Independent Intellectuals in the United States, 1910-1945

Independent Intellectuals in the United States, 1910-1945
Author :
Publisher : NYU Press
Total Pages : 311
Release :
ISBN-10 : 9780814723449
ISBN-13 : 0814723446
Rating : 4/5 (446 Downloads)

Book Synopsis Independent Intellectuals in the United States, 1910-1945 by : Steven Biel

Download or read book Independent Intellectuals in the United States, 1910-1945 written by Steven Biel and published by NYU Press. This book was released on 1995-02-01 with total page 311 pages. Available in PDF, EPUB and Kindle. Book excerpt: A new intellectual community came together in the United States in the 1910s and 1920s, a community outside the universities, the professions and, in general, the established centers of intellectual life.
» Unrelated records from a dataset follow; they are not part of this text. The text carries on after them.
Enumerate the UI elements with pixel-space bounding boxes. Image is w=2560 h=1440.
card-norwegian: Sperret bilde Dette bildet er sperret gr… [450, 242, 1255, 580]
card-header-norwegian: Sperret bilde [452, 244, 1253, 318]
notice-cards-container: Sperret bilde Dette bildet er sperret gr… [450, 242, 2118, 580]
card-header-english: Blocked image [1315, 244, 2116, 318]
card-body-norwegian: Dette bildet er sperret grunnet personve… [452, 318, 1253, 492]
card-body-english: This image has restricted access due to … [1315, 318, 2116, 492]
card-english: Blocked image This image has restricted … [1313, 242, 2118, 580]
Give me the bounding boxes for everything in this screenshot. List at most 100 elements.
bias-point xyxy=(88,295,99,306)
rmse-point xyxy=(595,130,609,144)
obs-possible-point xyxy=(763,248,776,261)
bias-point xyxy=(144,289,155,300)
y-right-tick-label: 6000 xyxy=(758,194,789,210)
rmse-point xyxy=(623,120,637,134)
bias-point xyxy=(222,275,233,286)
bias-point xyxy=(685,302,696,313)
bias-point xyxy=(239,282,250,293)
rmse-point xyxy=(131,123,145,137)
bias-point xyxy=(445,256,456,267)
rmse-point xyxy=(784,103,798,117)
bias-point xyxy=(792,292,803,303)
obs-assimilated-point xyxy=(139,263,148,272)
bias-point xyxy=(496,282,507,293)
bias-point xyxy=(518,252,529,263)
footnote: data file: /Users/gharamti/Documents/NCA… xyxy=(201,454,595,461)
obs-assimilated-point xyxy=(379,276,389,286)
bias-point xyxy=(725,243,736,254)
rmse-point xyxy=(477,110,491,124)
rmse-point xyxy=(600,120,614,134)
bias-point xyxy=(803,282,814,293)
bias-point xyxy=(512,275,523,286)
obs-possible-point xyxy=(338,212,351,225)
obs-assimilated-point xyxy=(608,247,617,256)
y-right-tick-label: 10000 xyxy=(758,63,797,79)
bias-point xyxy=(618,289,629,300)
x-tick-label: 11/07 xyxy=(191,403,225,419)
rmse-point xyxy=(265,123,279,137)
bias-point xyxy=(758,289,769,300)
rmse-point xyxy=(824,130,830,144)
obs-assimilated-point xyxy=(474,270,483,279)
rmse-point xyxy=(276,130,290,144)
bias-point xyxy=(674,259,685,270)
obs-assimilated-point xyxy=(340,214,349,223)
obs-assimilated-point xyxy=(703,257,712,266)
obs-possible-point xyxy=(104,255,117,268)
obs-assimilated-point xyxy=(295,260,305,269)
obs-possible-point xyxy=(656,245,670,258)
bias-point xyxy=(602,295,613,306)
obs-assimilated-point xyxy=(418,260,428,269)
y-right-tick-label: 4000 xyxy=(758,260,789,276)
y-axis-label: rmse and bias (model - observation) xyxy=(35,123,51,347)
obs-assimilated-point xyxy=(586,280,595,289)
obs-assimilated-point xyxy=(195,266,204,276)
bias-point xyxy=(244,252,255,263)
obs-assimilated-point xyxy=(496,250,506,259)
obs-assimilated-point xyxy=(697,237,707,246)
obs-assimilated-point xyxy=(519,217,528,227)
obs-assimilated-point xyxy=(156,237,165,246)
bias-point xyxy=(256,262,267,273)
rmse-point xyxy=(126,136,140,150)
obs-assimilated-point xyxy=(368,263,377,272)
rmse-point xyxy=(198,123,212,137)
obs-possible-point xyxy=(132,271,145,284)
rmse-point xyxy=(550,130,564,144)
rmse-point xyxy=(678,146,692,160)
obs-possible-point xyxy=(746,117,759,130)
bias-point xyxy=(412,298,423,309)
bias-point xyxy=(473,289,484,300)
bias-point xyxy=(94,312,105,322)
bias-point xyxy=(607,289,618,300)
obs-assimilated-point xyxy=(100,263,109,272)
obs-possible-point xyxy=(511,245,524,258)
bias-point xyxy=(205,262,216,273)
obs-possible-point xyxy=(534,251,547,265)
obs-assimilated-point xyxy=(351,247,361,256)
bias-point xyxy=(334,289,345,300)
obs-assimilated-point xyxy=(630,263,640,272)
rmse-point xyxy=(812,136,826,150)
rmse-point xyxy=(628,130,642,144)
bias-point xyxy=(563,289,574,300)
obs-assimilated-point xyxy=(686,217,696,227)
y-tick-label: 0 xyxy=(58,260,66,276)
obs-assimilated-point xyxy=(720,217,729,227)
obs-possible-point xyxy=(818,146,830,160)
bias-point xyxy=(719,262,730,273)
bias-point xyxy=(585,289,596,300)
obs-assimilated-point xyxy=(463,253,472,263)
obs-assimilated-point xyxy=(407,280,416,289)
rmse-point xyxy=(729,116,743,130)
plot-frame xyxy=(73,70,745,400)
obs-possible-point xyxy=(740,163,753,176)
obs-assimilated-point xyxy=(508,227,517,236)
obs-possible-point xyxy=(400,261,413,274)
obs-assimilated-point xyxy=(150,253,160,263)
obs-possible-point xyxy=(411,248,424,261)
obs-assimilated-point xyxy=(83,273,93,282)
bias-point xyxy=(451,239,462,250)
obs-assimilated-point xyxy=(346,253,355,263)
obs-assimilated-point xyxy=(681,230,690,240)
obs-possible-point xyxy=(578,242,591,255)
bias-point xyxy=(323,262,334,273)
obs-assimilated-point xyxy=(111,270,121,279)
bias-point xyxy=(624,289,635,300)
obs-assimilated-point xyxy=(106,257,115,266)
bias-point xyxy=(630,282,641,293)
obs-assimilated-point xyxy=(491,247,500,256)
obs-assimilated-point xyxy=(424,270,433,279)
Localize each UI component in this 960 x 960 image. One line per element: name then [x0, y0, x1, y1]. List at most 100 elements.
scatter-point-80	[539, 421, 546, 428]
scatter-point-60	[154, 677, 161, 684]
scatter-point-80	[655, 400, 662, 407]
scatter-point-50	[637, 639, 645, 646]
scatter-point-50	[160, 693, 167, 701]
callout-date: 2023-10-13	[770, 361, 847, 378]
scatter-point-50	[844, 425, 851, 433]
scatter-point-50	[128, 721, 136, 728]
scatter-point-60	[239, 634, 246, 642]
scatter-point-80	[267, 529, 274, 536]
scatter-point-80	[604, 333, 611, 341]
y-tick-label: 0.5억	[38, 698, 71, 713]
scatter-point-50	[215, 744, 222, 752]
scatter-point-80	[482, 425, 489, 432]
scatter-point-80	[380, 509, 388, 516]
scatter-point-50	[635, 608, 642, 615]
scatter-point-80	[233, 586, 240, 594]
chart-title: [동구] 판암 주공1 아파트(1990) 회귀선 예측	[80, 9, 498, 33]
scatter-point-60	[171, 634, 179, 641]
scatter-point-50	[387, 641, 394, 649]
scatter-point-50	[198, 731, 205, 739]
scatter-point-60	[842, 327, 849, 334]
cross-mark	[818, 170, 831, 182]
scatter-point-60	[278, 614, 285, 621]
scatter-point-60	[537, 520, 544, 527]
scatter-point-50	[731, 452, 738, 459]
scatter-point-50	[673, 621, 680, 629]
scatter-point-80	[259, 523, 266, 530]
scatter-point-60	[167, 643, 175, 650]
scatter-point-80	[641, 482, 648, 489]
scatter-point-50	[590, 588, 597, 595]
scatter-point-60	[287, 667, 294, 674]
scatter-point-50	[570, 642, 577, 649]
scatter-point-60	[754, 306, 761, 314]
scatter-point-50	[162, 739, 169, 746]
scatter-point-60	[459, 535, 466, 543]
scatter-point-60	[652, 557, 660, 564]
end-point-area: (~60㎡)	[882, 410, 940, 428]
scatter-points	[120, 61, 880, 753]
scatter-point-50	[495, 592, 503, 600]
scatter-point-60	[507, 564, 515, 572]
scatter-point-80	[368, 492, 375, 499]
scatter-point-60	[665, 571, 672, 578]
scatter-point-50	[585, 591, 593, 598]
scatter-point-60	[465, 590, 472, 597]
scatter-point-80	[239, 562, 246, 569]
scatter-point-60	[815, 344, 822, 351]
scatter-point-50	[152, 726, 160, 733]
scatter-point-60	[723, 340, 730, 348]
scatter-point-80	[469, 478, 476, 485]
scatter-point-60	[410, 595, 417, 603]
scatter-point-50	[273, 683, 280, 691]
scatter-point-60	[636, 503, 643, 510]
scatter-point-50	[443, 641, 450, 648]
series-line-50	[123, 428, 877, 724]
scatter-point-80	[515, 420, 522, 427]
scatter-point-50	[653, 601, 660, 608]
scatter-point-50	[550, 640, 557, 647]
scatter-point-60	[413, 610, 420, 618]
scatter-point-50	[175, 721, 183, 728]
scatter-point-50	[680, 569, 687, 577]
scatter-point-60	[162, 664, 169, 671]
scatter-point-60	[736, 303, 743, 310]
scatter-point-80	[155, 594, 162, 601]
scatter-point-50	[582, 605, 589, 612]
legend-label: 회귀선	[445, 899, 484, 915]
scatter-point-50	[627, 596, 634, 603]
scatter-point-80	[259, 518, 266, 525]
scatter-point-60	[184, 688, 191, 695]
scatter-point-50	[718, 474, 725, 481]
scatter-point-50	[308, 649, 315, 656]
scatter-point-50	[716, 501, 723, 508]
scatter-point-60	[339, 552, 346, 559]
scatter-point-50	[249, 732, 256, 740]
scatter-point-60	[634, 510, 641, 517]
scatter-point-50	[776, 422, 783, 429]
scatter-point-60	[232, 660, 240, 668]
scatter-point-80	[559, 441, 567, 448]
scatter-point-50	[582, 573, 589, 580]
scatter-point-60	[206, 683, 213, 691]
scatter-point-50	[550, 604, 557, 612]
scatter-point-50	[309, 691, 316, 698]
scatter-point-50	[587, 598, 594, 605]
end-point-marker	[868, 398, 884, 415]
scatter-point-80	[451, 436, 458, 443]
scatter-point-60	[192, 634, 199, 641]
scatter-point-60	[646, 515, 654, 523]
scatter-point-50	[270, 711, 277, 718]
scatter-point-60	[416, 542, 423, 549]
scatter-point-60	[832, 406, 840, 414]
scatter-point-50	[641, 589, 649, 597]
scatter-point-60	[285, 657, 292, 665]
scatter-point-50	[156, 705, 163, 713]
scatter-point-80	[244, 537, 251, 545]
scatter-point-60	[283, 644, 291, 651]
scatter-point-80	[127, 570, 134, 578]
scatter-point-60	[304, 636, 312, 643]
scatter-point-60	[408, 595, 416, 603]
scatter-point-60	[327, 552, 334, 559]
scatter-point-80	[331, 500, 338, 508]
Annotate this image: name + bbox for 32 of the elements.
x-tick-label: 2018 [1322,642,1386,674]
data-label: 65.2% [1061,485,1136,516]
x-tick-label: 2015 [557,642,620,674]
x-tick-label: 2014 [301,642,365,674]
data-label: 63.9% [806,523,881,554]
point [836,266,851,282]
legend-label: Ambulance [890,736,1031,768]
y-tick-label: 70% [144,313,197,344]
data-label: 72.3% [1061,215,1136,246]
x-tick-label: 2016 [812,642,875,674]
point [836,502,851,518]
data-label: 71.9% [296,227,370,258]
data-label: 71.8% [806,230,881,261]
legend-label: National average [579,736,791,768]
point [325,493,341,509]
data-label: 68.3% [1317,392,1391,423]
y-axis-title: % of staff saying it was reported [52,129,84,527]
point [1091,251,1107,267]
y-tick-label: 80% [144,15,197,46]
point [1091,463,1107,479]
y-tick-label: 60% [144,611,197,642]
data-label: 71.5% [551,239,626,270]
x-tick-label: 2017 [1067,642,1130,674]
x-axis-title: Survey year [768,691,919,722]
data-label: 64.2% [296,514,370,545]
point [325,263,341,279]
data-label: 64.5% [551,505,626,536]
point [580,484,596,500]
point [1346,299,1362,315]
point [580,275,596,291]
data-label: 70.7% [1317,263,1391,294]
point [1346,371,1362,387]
A generation of young intellectuals was increasingly challenging both the genteel tradition and the growing division of intellectual labor. Adversarial and anti-professional, they exhibited a hostility to boundaries and specialization that compelled them toward an ambitious and self-conscious generalism and made them a force in the American political, literary, and artistic landscape. This book is a cultural history of this community of free-lance critics and an exploration of their collective effort to construct a viable public intellectual life in America. Steven Biel illustrates the diversity of the body of writings produced by these critics, whose subjects ranged from literature and fine arts to politics, economics, history, urban planning, and national character. Conceding that significant differences and conflicts did exist in the works of individual thinkers, Biel nonetheless maintains that a broader picture of this vibrant culture has been obscured by attempts to classify intellectuals according to political or ideological persuasions. His book brings to life the ways in which this community sought out alternative ways of making a living, devised strategies for reaching and engaging the public, debated the involvement of women in the intellectual community and incorporated Marxism into its evolving search for a decisive intellectual presence in American life. Examined in this lively study are the role and contributions of such figures as Randolph Bourne, Max Eastman, Crystal Eastman, Walter Lippmann, Margaret Sanger, Van Wyck Brooks, Floyd Dell, Edmund Wilson, Mable Dodge, Paul Rosenfeld, H. L. Mencken, Lewis Mumford, Malcolm Cowley, Matthew Josephson, John Reed, Waldo Frank, Gilbert Seldes, and Harold Stearns.